Mission complete.
“Cam would know I’m faking for sure.”
“Nah, say you got food poisoning.”
“We had the same thing.” Ben puts himself between my legs. “But no one questions explosive diarrhea.”
“Hah, so true. Is being hungover a good enough excuse?” He lowers his head and kisses my neck. “Or losing control over the lower half of your body after I fuck you so hard you can’t walk?”
Hot damn. My lips press together and curve into a smile. My eyes widen and my vagina quivers. “I’ve never thought there would be any words I’m unable to say to my boss, but those might be it.”
Ben laughs and kisses me, trailing his lips down my neck and across my collar bone. “And now you have to follow through on that promise.”
“I won’t disappoint.” He sticks his fingers inside my leggings, which are navy blue and covered in glow-in-the-dark stars and moons. The TV is the only source of light in the room, but the pattern still gives off a soft glow. Ben peels them off and tosses them on the floor. He moves back, accidentally knocking the TV remote onto the ground. It bounces closer to me, and I lean over to get it but end up tumbling off the bed. I land hard, laughing.
“Are you okay?” Ben asks, holding back a chuckle.
“I think so,” I say and push myself up, feeling super sexy on all fours. I whacked my shin on the nightstand on the way down. I stand and wince. “That’s gonna bruise.”
I toss Ben the remote and click on the bedside light to look at the angry red spot on my leg.
“Ouch,” he says and takes my leg in his hands. I’m so glad I shaved this morning. His lips brush against my skin.

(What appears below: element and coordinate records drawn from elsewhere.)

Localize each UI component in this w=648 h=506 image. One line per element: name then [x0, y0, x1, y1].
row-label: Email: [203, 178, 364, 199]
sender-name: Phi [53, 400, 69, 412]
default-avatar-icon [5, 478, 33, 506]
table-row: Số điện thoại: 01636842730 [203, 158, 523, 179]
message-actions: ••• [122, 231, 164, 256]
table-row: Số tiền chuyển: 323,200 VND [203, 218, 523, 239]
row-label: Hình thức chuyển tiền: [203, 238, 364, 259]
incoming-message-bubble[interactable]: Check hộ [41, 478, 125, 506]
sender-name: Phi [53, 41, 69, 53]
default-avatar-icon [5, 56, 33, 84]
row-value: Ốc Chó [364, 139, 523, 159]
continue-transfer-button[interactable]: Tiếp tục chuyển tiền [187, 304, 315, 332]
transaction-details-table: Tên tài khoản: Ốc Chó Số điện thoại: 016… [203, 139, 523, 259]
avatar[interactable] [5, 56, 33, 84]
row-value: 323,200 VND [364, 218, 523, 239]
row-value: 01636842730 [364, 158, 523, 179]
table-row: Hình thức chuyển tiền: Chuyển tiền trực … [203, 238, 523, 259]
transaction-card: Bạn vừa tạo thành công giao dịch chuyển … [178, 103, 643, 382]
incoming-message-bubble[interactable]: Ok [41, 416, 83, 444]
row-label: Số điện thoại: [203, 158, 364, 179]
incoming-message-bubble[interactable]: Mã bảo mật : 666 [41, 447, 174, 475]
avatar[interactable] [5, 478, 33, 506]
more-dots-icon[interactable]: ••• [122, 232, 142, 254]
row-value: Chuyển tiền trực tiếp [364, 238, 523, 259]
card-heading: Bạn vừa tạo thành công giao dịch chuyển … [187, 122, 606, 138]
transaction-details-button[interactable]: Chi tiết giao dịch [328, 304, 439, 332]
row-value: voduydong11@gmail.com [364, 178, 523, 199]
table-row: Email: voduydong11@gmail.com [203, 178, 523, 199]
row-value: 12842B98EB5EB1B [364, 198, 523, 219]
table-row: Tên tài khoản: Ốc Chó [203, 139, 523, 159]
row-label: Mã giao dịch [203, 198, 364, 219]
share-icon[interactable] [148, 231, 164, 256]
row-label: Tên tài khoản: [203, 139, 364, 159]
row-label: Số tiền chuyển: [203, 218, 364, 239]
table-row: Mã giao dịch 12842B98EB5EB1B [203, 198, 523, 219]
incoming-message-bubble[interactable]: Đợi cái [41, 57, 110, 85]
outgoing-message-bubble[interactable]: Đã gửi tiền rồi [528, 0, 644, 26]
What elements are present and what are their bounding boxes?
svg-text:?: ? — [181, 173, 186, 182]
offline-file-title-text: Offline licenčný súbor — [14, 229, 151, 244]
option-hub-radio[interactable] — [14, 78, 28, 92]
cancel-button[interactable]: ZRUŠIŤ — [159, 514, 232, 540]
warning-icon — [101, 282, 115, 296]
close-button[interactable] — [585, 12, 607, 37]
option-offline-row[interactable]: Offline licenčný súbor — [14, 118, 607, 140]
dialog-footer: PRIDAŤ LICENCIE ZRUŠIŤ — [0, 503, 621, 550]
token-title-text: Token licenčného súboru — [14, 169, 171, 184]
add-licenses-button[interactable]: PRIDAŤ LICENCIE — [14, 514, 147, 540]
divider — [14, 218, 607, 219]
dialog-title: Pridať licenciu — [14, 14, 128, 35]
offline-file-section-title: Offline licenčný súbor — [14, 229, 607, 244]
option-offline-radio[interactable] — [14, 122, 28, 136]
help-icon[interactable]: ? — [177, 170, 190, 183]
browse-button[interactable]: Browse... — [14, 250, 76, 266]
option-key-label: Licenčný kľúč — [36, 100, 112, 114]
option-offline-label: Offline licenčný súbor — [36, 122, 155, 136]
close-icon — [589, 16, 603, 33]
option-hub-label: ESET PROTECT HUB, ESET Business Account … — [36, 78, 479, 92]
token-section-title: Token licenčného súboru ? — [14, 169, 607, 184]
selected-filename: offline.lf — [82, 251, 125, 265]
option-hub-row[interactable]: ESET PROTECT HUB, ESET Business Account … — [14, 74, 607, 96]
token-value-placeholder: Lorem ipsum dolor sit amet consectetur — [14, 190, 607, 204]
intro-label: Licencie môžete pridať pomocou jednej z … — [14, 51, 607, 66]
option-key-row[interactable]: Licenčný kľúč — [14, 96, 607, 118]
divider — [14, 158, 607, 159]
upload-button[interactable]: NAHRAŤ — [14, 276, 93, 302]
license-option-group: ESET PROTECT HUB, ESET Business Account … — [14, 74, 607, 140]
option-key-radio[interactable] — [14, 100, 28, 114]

“They’re going to have to amputate it, I just know.”
“Most likely. That’s a very serious injury. Looks infected for sure. We better cut it off now before the infection spreads.”
“Just call me Peg-leg Pete, the pirate.”
Ben laughs. “I won’t be calling you Pete anytime soon, but I’d be okay with the pirate part.”
“You have a thing for pirates?”
“I might. And it might have to do with the fact that the first-ever porno I watched was called Pussy Pirates.”
I can’t control the giggle that comes from my mouth. “You’re not supposed to admit stuff like that, right?”
He shrugs. “Why not? It’s not like it’s a secret men like porn. And jerking off. Though I haven’t watched porn since we’ve been together, if that makes you feel better.”
“It does,” I say and repeat his words in my head. Not the ones about porn, because I don’t really care. Some of the things I look at on Tumblr are pornographic, after all. It’s the part where he said “since we’ve been together.” We’re together? We’re an item? Officially? Is that how it works in the adult world? You just date and fuck and grow close then just assume you’re together until one day someone drops down on a knee and offers a ring?
Shit.
I need to know this.
Cosmo, you’ve failed me. Again. Except for that tip about curling my eyelashes before I put on mascara. That’s actually a good tip. Thanks for that one.
“I have a pirate costume,” I blurt, needing to say something to keep myself from freaking out. Is Ben my boyfriend? Should I change my Facebook status? Why hadn’t he changed his? Seriously, grow the fuck up, Felicity. That shouldn’t be a first thought.
“You do?” he asks, voice dropping. His hands travel up my thighs. “Want to put it on?”
I smile. “I suppose I can. But only because you’re asking so nice,” I whisper and lean forward, brushing my lips against his neck as I talk. I get up and go into the spare room, which houses my sewing stuff. The closet is full of costumes. I remove my clothes and hang then on the chair by my sewing table. The pirate costume is in the back of the closet, and it takes for-freaking-ever to get the corset laced up by myself. I laced it backward, then pretty much scraped my nipples off turning the tight leather corset around. I decided to forgo the white chemise that goes underneath.
I hike up the skirts, pull on fishnets and tall leather boots, then put on my hat and grab a LARP sword. It’s shiny and made of real metal, but the edges are dull enough that I won’t have to worry about skewering Ben as he plunders me.
I slow as I walk back to my bedroom. I’ve worn costumes a million times. I prefer them to “normal” clothes, anyway. Yet this is the first time I’ve donned something for this reason.
A sex reason.
Excitement rushes through me. Excitement, and desire. I step into the room, trying to think of something sexy to say that has to do with pirates. “Swab me poop deck” comes to mind, but there’s something so non-sexy about poop, I can’t use that line. Even if I was into anal—I haven’t tried it … yet—reminding Ben that where he’s about to stick it is next to my personal sewage system is a mood killer for sure.